One of the challenging aspects of CA in AF is the creation of transmural durable lesions, with the aim of permanently isolating the pulmonary veins without compromising procedure safety. Over the last several years, advancements in CA technologies and energies, 3D mapping systems, and operator experience have contributed toward addressing this challenge [19]. Interestingly, Sprenger et al. used a complex machine learning model to predict ablation or lesion size indexes for local-impedance drop-guided ablation, showing significant differences in application duration through the different metrics used [20]. Although this study was retrospective and requires affirmation through future studies, it highlighted the promising utility of machine-learning in predicting ablation lesion quality using multi-parametric data.

Pulsed-field ablation (PFA) is an emerging ablation technology that has rapidly attracted attention in clinical practice due to its remarkable efficacy and safety profile. Beyond its fast and efficient workflow during AF ablation, the key advantage of PFA lies in its cardiac selectivity, which helps to minimize collateral damage and enhance procedural safety [21]. In this Special Issue, Mahrous et al. assessed left atrial function following PFA of AF in a limited number of patients over a six-month follow-up [22]. Their findings demonstrated improved echocardiographic parameters of left atrial function after ablation, indicating favorable atrial remodeling.
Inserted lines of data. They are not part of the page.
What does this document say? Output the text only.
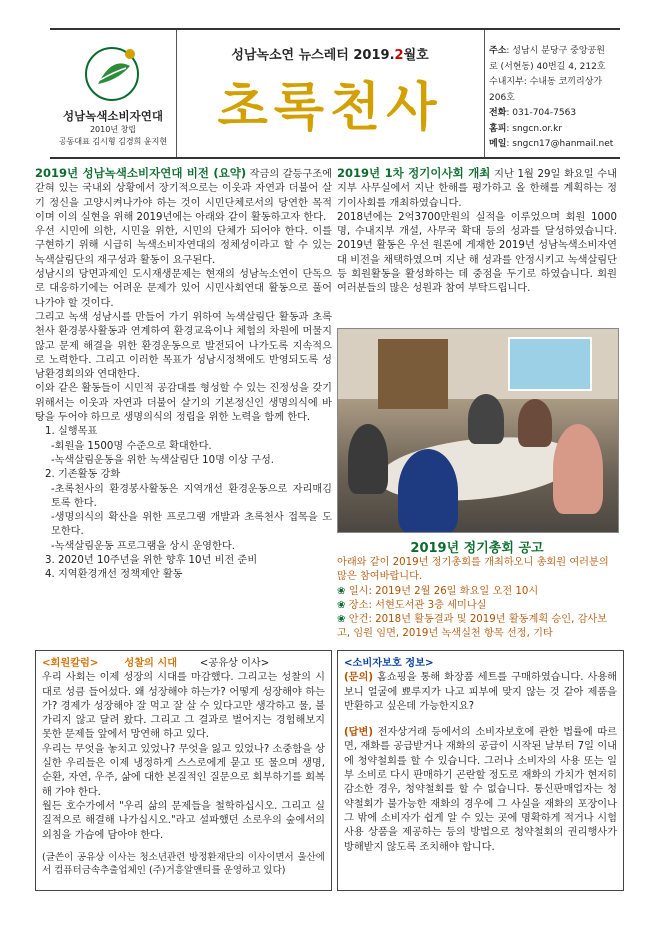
성남녹색소비자연대
2010년 창립
공동대표 김시형 김경희 윤지현
성남녹소연 뉴스레터 2019.2월호
초록천사
주소: 성남시 분당구 중앙공원
로 (서현동) 40번길 4, 212호
수내지부: 수내동 코끼리상가 206호
전화: 031-704-7563
홈피: sngcn.or.kr
메일: sngcn17@hanmail.net

2019년 성남녹색소비자연대 비전 (요약) 작금의 갈등구조에 갇혀 있는 국내외 상황에서 장기적으로는 이웃과 자연과 더불어 살기 정신을 고양시켜나가야 하는 것이 시민단체로서의 당연한 목적이며 이의 실현을 위해 2019년에는 아래와 같이 활동하고자 한다.

우선 시민에 의한, 시민을 위한, 시민의 단체가 되어야 한다. 이를 구현하기 위해 시급히 녹색소비자연대의 정체성이라고 할 수 있는 녹색살림단의 재구성과 활동이 요구된다.

성남시의 당면과제인 도시재생문제는 현재의 성남녹소연이 단독으로 대응하기에는 어려운 문제가 있어 시민사회연대 활동으로 풀어나가야 할 것이다.

그리고 녹색 성남시를 만들어 가기 위하여 녹색살림단 활동과 초록천사 환경봉사활동과 연계하여 환경교육이나 체험의 차원에 머물지 않고 문제 해결을 위한 환경운동으로 발전되어 나가도록 지속적으로 노력한다. 그리고 이러한 목표가 성남시정책에도 반영되도록 성남환경회의와 연대한다.

이와 같은 활동들이 시민적 공감대를 형성할 수 있는 진정성을 갖기 위해서는 이웃과 자연과 더불어 살기의 기본정신인 생명의식에 바탕을 두어야 하므로 생명의식의 정립을 위한 노력을 함께 한다.

1. 실행목표
-회원을 1500명 수준으로 확대한다.
-녹색살림운동을 위한 녹색살림단 10명 이상 구성.
2. 기존활동 강화
-초록천사의 환경봉사활동은 지역개선 환경운동으로 자리매김토록 한다.
-생명의식의 확산을 위한 프로그램 개발과 초록천사 접목을 도모한다.
-녹색살림운동 프로그램을 상시 운영한다.
3. 2020년 10주년을 위한 향후 10년 비전 준비
4. 지역환경개선 정책제안 활동

2019년 1차 정기이사회 개최 지난 1월 29일 화요일 수내지부 사무실에서 지난 한해를 평가하고 올 한해를 계획하는 정기이사회를 개최하였습니다.

2018년에는 2억3700만원의 실적을 이루었으며 회원 1000명, 수내지부 개설, 사무국 확대 등의 성과를 달성하였습니다. 2019년 활동은 우선 원론에 게재한 2019년 성남녹색소비자연대 비전을 채택하였으며 지난 해 성과를 안정시키고 녹색살림단 등 회원활동을 활성화하는 데 중점을 두기로 하였습니다. 회원 여러분들의 많은 성원과 참여 부탁드립니다.

2019년 정기총회 공고
아래와 같이 2019년 정기총회를 개최하오니 총회원 여러분의 많은 참여바랍니다.
❀ 일시: 2019년 2월 26일 화요일 오전 10시
❀ 장소: 서현도서관 3층 세미나실
❀ 안건: 2018년 활동결과 및 2019년 활동계획 승인, 감사보고, 임원 임면, 2019년 녹색실천 항목 선정, 기타
<회원칼럼>	성찰의 시대 <공유상 이사>
우리 사회는 이제 성장의 시대를 마감했다. 그리고는 성찰의 시대로 성큼 들어섰다. 왜 성장해야 하는가? 어떻게 성장해야 하는가? 경제가 성장해야 잘 먹고 잘 살 수 있다고만 생각하고 물, 불 가리지 않고 달려 왔다. 그리고 그 결과로 벌어지는 경험해보지 못한 문제들 앞에서 망연해 하고 있다.
우리는 무엇을 놓치고 있었나? 무엇을 잃고 있었나? 소중함을 상실한 우리들은 이제 냉정하게 스스로에게 묻고 또 물으며 생명, 순환, 자연, 우주, 삶에 대한 본질적인 질문으로 회부하기를 회복해 가야 한다.
월든 호수가에서 "우리 삶의 문제들을 철학하십시오. 그리고 실질적으로 해결해 나가십시오."라고 설파했던 소로우의 숲에서의 외침을 가슴에 담아야 한다.
(글쓴이 공유상 이사는 청소년관련 방정환재단의 이사이면서 울산에서 컴퓨터금속추출업체인 (주)거흥알앤티를 운영하고 있다)
<소비자보호 정보>
(문의) 홈쇼핑을 통해 화장품 세트를 구매하였습니다. 사용해 보니 얼굴에 뾰루지가 나고 피부에 맞지 않는 것 같아 제품을 반환하고 싶은데 가능한지요?
(답변) 전자상거래 등에서의 소비자보호에 관한 법률에 따르면, 재화를 공급받거나 재화의 공급이 시작된 날부터 7일 이내에 청약철회를 할 수 있습니다. 그러나 소비자의 사용 또는 일부 소비로 다시 판매하기 곤란할 정도로 재화의 가치가 현저히 감소한 경우, 청약철회를 할 수 없습니다. 통신판매업자는 청약철회가 불가능한 재화의 경우에 그 사실을 재화의 포장이나 그 밖에 소비자가 쉽게 알 수 있는 곳에 명확하게 적거나 시험 사용 상품을 제공하는 등의 방법으로 청약철회의 권리행사가 방해받지 않도록 조치해야 합니다.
Notably, these preliminary data have been corroborated in patients with persistent AF undergoing more extensive PFA beyond pulmonary vein isolation (such as posterior wall isolation) without any negative impact on left atrial compliance and function [23].

In summary, this Special Issue discusses several pressing topics in the rapidly evolving field of cardiac electrophysiology and catheter ablation, including ventricular arrhythmias, sudden cardiac death, and atrial fibrillation. We extend our sincere thanks to all the authors, reviewers, and Journal of Clinical Medicine staff for their valuable contributions and support in bringing this Special Issue to fruition.